Wearing a heavy woollen coat and leather gloves, Raul Castro has landed in Moscow for a much-anticipated week-long official visit to Russia.
It’s the first visit to Moscow by a Cuban leader since 1986, when Fidel Castro joined leaders from other communist satellites (hello, Erich Honecker!), to attend a congress of the Soviet Communist Party.
Those old-fashioned, carefully-choreographed extravaganzas were a chance for leaders such as Castro to dress up and pay public homage to the great Soviet state while at the same time begging his paymasters to provide more and more economic subsidies to keep afloat what passed for the Cuban “socialist” economy.
Back then, of course, Soviet imperialism seemed unshakeable – at least from the outside.
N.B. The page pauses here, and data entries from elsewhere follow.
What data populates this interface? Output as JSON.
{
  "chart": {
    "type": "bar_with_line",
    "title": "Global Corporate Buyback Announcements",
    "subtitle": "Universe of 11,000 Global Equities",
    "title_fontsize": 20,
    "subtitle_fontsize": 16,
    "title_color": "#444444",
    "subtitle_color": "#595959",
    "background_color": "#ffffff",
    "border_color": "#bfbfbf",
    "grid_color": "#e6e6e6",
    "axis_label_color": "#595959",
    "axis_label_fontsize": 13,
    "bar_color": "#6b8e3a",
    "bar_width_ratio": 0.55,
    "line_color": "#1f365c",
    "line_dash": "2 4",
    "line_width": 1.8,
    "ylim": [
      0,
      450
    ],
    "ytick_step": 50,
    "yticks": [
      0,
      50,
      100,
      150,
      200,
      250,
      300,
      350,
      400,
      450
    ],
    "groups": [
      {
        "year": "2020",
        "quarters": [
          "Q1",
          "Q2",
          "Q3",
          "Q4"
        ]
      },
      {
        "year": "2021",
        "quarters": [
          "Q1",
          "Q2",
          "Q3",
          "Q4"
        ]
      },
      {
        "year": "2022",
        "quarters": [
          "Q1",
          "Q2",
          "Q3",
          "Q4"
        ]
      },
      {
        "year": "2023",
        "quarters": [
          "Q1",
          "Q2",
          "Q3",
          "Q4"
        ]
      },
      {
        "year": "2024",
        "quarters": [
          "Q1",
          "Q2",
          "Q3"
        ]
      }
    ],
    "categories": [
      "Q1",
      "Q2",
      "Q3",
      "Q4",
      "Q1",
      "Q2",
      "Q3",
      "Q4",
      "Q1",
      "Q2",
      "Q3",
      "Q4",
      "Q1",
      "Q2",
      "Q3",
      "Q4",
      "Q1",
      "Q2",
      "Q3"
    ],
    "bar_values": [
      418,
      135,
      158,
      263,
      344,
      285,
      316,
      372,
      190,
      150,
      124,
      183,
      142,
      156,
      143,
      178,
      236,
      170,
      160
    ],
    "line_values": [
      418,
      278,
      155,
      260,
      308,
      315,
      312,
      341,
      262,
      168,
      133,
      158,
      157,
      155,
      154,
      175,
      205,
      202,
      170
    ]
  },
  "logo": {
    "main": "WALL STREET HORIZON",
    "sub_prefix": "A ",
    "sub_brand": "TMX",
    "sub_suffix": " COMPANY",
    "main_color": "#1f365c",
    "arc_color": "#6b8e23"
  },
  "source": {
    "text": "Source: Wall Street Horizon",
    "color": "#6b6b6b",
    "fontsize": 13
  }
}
Few experts would have predicted then that the whole, shaky structure would collapse spectacularly just three years later, leading to the demise of communism in Eastern Europe and eventually, the demise of the Soviet Union itself.
So, for the record, here are a couple of figures from the days when Havana was the most demanding of all Soviet client states:
· The Soviets accounted for about 80 percent of Cuba's international trade, with trade increasing at a rate of about 10 per cent a year.
· Moscow was the principal supplier to the Castro brothers of oil, food, machinery, spare parts, chemicals and other vital materials.
· Soviet subsidies – primarily through the supply of low-cost oil and purchase of Cuban sugar at hugely inflated prices – were estimated at about USD 5 billion a year.
This time around, Castro II won’t be paying homage to the old Soviet dream which was never much of a dream, at least not for ordinary Russians. Instead, he will have to cope with the new capitalist realities of Moscow and its new money-hungry rulers.
One thing that hasn’t changed all that much, however, is the nature of the relationship: the slightly younger Castro will still be begging for subsidies (now called “loans”) to keep afloat what passes for the Cuban “socialist” economy.